At the rear, the subtle spoilers help give the trunklid the outline of a giant version of the crest. And yes, quite a few trunks have a similar shape, but this one looks much more deliberate. Like a Jeep easter egg writ large. The only head scratcher is what we're calling the egg tooth in the C-pillar trim. At least in the gloss black trim of the sport it's slightly less visible.
Based on GM's Alpha platform, the same one that underpins the Camaro, the front-engine, rear (or all) wheel drive CT5 gets a choice of two powertrains. The first is a 2.0L four with a twin-scroll turbo and a sliding camshaft that allows for cylinder deactivation. That one makes 237 hp and 258 lb-ft of torque, with full torque from just 1,500 rpm. The 2.0 gets a 350 badge on the trunk, which is the torque figure in newton-metres. Which sounds as strange to us as the first time litres displaced cubic inches on a displacement badge.

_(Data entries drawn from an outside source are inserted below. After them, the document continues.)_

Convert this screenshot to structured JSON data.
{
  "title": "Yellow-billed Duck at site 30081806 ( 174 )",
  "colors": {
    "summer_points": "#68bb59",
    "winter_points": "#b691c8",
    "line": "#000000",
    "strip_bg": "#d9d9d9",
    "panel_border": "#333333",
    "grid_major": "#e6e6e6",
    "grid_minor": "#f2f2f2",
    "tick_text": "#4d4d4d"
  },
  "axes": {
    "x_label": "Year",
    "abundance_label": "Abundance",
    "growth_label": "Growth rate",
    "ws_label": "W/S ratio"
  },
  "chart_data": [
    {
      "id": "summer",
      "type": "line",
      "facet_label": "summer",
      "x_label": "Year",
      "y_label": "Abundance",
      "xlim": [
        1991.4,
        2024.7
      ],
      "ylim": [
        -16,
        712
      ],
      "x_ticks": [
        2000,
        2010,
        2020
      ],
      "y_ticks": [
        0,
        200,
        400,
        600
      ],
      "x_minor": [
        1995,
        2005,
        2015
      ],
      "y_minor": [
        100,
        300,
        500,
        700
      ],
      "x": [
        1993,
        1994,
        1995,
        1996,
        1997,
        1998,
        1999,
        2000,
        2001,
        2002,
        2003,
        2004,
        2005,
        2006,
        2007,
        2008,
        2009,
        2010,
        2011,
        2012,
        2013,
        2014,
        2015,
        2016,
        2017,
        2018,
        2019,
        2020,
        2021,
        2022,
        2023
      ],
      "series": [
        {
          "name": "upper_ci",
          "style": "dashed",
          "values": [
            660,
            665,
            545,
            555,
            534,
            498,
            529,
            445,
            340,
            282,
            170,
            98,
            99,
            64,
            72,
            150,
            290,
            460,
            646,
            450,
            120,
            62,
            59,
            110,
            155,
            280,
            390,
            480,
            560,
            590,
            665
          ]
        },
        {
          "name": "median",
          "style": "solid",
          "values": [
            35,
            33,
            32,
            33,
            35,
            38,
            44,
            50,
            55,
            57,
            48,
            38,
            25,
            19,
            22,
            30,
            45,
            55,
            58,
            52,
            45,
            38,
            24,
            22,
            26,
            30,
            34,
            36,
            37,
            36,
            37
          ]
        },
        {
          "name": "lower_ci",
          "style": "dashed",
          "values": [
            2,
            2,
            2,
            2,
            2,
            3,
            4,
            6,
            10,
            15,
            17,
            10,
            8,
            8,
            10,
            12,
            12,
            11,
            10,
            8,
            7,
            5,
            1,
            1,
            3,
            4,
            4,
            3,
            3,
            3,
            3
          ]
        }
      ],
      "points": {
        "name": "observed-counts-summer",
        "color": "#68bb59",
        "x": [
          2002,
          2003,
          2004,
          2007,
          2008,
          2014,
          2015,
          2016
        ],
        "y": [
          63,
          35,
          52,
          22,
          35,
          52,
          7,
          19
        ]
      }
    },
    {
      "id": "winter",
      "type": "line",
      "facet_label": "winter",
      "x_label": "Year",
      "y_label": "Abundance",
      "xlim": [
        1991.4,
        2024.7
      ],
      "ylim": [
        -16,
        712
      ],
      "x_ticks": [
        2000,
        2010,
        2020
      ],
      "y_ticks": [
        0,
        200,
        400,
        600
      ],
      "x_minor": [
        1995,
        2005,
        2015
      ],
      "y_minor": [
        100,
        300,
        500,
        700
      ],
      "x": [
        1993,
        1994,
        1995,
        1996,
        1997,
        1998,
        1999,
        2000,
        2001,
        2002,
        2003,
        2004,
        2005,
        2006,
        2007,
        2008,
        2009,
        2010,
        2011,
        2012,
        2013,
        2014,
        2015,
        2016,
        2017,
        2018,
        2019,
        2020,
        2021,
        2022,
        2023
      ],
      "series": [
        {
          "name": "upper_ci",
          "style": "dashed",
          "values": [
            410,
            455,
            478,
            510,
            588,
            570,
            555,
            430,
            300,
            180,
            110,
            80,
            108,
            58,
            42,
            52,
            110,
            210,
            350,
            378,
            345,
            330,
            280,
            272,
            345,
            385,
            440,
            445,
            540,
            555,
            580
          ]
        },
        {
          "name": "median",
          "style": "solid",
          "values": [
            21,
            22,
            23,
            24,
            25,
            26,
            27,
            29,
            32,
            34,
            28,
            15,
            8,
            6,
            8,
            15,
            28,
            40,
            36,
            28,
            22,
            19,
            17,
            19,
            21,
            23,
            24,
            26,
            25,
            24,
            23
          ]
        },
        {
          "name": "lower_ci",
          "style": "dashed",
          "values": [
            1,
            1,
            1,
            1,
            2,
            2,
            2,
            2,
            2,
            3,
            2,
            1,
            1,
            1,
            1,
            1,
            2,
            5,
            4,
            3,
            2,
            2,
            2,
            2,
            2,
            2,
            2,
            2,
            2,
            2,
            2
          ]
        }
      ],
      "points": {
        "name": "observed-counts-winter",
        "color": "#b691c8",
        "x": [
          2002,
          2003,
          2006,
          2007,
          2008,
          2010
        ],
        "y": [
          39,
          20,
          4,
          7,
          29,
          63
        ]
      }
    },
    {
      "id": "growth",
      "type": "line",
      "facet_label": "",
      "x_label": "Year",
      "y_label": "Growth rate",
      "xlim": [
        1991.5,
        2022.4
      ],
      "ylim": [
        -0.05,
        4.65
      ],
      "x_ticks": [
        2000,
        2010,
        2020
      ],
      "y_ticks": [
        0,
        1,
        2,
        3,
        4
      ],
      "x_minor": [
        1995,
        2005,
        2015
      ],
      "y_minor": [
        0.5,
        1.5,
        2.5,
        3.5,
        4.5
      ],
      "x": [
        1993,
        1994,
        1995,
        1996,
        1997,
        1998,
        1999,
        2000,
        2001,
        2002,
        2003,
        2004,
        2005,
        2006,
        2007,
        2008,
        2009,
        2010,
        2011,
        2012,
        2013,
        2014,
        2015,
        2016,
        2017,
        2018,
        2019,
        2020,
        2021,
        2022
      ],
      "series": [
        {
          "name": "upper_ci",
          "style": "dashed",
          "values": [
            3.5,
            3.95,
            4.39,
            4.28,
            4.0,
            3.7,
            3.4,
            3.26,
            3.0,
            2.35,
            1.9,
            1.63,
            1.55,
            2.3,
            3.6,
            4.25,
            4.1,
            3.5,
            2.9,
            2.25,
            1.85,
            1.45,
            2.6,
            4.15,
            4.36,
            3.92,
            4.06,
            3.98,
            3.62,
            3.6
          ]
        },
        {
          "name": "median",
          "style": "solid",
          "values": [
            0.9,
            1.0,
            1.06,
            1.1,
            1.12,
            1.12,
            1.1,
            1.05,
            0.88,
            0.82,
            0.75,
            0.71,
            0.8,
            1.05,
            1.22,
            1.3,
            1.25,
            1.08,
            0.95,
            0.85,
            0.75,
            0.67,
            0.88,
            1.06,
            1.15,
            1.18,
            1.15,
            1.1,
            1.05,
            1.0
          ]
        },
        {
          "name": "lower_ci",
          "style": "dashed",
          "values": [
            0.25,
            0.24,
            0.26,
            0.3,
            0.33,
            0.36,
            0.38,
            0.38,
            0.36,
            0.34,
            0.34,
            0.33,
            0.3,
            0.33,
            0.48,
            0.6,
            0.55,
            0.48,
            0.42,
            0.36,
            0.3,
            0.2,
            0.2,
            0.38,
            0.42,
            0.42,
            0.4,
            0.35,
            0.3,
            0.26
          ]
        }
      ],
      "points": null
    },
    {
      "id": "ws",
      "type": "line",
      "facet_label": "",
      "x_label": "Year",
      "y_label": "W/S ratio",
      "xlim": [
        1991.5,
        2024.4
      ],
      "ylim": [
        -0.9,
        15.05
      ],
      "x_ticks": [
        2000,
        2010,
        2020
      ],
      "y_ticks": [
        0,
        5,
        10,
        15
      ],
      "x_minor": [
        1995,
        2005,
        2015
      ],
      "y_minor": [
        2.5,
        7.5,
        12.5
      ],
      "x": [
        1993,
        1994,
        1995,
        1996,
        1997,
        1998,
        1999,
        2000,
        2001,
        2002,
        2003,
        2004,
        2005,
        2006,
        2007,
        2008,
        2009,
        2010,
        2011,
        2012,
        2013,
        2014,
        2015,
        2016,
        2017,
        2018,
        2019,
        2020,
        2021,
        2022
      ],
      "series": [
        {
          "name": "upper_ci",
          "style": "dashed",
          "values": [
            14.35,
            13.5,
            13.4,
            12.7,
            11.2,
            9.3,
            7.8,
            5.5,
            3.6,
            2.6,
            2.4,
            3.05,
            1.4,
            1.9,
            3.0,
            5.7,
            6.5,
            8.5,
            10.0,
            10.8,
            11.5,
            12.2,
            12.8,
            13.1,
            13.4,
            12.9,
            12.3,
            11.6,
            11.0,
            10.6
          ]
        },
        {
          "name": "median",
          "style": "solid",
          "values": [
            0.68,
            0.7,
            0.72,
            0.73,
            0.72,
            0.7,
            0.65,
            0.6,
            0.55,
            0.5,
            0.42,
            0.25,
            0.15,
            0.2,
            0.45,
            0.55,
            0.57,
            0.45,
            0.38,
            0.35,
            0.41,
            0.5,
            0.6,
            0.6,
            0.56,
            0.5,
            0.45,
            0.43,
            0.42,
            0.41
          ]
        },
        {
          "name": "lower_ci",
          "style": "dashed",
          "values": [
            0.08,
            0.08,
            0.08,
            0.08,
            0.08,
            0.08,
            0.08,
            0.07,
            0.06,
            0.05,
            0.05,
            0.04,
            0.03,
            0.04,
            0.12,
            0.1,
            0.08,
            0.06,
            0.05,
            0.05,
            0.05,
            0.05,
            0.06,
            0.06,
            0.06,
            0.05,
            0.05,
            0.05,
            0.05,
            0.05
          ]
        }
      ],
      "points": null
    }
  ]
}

The upgrade is to a 3.0L turbo V6 that also has active fuel management. That one makes an estimated 335 hp and 400 lb-ft. So it gets a 550 boot-badge. That's 542 Nm, rounded up to the next 50. Both engines use a 10-speed automatic and can be had with rear or all-wheel drive.
Cadillac has added Tour, Sport, and Snow/Ice drive modes that adjust the steering, brake feel, and even the sound of the cars. That's right. Active noise control and laminated glass make the car so quiet that the automaker is adding noise back in through the sound system. Just about everyone is doing it these days, so we won't judge. Until we hear it.
At 1,660 kg, curb weight of the base car is within 4 kg of the CTS. Which makes sense, because it's pretty much bang on with the exterior dimensions of that car. The doors and the hood are aluminum to help make sure this cab-rearward car still has 50/50 weight distribution.
On the inside, the car's interior looks like most of the rest of the automaker's wares. Simple interfaces with redundant buttons for most controls. Elegant lines and materials like open pore woods make for a warm and inviting environment. The driver's seat has loads of head and legroom, even for this writer who complains about headroom in most vehicles. And that's with the sunroof option. Almost as important, there is enough kneeroom in the back for passengers well over six-feet to sit behind an equally tall driver. Though rear headroom is a bit more snug.
That interior is loaded with tech, too. It starts with a 10.0-inch touchscreen, even on the base model. Plus one-touch bluetooth connection, though we didn't get to try that one out. Cadillac has added what it calls a phone shrine in the center console, where if you haven't moved on to wireless charging, you'll enjoy the ability to put your phone in a pocket with the cord plugged in to the bottom and not poking awkwardly out of the top. Of course, there's wireless charging available. Cadillac's Super Cruise semi-autonomous driving tech is coming, but it won't arrive until sometime next year.
Forward collision alert, automatic braking including pedestrian detection, and an LED windshield-projection collision alert are all standard. Premium Luxury and Sport both add lane change alerts with blind spot warnings, rear cross traffic alert, rear park assist, and auto-dim mirrors. And those top trims can add auto-park assist, enhanced emergency braking, surround vision, a head-up display, and lane-keeping are on the options list along with the latest version of the brand's rear camera mirror that flips between conventional rear-view and a display from a camera mounted in the antenna.
It's not the exterior appearance that you were probably expecting, but the new CT5 is a good look for the brand. And expect it to continue when the smaller CT4 arrives sometime later this year. The CT5 is being unveiled today at the New York International Auto Show, and it's expected to arrive at dealers in the fourth quarter of this year.